Eating may become a way to regulate distress, particularly when linked to loneliness or relational triggers. Patterns can feel cyclical.

Avoidant attachment

  • emotional suppression
  • discomfort with dependence
  • strong self-reliance

Eating may become more controlled or restrictive, with a sense of distance from hunger cues.

Anxious/Avoidant attachment

  • conflicting needs around closeness
  • emotional overwhelm

Eating patterns may feel more changeable, with cycles of different behaviours and a strong sense of internal tension.


Making sense of it

This way of thinking can help bring understanding to something that often feels confusing.

Many people experience shame in relation to food and their body. When eating patterns are viewed in the context of emotional experience and relationships, they can begin to feel more understandable.
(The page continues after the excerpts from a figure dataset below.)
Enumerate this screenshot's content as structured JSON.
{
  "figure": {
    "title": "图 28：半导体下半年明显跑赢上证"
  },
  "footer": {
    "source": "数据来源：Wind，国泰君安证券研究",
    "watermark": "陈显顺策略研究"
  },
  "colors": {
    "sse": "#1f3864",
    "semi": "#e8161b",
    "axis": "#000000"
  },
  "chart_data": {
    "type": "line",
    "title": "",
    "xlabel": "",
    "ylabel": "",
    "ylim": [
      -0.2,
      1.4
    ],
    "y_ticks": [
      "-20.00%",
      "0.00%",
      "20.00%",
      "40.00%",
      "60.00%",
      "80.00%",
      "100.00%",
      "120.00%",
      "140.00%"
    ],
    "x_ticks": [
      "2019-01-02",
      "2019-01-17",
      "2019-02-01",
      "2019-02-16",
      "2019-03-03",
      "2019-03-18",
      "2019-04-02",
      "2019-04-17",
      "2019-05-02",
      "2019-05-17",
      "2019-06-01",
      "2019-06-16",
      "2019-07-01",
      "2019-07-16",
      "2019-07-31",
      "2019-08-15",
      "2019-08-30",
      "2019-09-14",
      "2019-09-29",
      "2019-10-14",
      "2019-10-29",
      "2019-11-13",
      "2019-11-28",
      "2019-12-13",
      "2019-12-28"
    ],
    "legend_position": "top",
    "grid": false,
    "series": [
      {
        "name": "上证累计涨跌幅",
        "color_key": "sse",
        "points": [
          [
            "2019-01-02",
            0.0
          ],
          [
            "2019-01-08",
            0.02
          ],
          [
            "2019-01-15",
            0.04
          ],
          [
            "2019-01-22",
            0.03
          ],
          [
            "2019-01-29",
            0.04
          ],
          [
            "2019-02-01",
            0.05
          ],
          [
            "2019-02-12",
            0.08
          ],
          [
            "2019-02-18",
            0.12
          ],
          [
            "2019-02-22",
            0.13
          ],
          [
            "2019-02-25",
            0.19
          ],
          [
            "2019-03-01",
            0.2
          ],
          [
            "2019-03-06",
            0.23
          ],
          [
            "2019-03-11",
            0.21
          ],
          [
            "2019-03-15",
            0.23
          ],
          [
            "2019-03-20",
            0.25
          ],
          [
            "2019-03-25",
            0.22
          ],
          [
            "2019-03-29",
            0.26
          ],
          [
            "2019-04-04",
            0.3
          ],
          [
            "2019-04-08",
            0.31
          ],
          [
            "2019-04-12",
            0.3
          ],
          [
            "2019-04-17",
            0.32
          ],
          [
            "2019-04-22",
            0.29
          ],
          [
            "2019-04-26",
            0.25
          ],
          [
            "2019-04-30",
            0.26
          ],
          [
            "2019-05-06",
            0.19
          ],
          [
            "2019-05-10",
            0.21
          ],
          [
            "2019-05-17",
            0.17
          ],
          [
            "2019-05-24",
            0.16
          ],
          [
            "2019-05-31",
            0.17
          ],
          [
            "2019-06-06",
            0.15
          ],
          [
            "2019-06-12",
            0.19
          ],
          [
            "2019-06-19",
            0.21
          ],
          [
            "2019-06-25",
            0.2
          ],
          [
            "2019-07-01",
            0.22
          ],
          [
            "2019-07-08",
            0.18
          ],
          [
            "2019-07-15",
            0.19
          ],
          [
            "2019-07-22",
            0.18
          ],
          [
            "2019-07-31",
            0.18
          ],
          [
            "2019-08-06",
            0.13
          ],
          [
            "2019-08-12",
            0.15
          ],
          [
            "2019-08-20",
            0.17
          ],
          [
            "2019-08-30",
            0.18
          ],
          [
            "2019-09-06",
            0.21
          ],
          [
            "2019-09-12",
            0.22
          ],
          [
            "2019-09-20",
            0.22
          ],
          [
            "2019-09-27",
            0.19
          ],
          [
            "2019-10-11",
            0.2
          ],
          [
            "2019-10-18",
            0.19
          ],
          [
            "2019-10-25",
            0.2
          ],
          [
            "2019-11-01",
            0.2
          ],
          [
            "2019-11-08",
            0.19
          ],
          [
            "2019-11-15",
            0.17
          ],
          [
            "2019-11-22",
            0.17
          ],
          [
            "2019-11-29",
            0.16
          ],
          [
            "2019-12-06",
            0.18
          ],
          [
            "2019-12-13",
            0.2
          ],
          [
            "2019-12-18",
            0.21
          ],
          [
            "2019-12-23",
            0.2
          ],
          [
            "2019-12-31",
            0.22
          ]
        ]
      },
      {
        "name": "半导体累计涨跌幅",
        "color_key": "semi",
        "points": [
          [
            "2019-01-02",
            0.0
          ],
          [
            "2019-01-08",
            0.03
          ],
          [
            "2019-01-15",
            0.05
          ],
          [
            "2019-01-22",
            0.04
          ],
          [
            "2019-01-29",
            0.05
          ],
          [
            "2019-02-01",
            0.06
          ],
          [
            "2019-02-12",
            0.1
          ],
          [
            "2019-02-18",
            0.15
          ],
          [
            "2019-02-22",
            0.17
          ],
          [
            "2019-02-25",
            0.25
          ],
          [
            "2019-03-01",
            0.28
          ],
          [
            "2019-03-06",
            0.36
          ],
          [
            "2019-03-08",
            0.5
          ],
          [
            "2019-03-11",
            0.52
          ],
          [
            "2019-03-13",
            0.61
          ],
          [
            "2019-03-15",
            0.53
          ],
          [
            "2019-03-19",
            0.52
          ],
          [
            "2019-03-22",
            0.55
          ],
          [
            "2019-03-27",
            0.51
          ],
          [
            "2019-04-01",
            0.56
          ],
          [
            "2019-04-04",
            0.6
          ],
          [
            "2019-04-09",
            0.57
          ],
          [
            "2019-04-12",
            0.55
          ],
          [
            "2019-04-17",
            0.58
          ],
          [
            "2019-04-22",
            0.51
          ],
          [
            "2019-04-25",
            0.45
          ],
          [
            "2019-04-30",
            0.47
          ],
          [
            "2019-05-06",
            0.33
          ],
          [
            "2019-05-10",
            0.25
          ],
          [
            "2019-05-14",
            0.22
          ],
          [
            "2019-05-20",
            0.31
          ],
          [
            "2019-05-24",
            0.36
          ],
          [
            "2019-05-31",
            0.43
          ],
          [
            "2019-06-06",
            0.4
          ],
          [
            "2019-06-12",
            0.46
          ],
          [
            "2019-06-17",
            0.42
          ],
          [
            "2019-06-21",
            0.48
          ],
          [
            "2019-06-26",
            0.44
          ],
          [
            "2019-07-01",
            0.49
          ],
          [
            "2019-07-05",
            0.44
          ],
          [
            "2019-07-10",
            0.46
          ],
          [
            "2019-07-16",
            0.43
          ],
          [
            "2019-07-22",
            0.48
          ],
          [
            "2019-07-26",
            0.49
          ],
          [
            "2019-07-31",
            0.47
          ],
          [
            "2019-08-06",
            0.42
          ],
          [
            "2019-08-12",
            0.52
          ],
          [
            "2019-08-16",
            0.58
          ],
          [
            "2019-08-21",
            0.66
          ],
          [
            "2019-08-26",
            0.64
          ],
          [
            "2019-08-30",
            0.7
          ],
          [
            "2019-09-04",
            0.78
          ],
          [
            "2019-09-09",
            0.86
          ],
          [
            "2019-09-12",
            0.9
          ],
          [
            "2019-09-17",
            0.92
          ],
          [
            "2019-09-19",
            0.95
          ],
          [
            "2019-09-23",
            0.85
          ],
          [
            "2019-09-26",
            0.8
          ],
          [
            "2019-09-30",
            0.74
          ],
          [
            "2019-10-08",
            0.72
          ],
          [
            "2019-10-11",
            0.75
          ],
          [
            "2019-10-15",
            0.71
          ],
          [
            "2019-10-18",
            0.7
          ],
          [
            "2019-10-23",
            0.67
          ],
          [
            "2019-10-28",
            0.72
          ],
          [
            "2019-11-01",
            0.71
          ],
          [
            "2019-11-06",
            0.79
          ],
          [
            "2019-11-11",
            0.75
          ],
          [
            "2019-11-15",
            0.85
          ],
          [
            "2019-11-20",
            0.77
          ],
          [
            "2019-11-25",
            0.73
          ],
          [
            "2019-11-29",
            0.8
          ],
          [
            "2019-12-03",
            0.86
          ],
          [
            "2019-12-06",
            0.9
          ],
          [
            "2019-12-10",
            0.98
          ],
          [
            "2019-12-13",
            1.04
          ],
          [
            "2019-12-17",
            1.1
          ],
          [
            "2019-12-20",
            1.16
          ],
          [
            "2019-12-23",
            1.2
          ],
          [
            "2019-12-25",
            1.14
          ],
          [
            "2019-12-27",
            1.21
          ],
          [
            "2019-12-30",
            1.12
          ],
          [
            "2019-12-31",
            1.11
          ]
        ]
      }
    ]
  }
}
Over time, this can support a shift towards:

  • recognising emotional needs
  • understanding patterns more clearly
  • developing a more compassionate relationship with yourself

A therapeutic perspective

In my work, I don’t focus on identifying a specific attachment style.

Instead, I support people in understanding themselves more deeply, and in coming into a more compassionate relationship with who they are.

Very often, the relationship someone has with food has developed for a reason, and that reason is often survival.

It can be helpful to explore:

  • what you are feeling
  • what you might be needing
  • what the behaviour is doing for you

A final thought

Eating problems are more common than people realise.

They can be understood, and they can change.

With time, it is possible to develop ways of relating to yourself and your needs that feel more steady and supportive.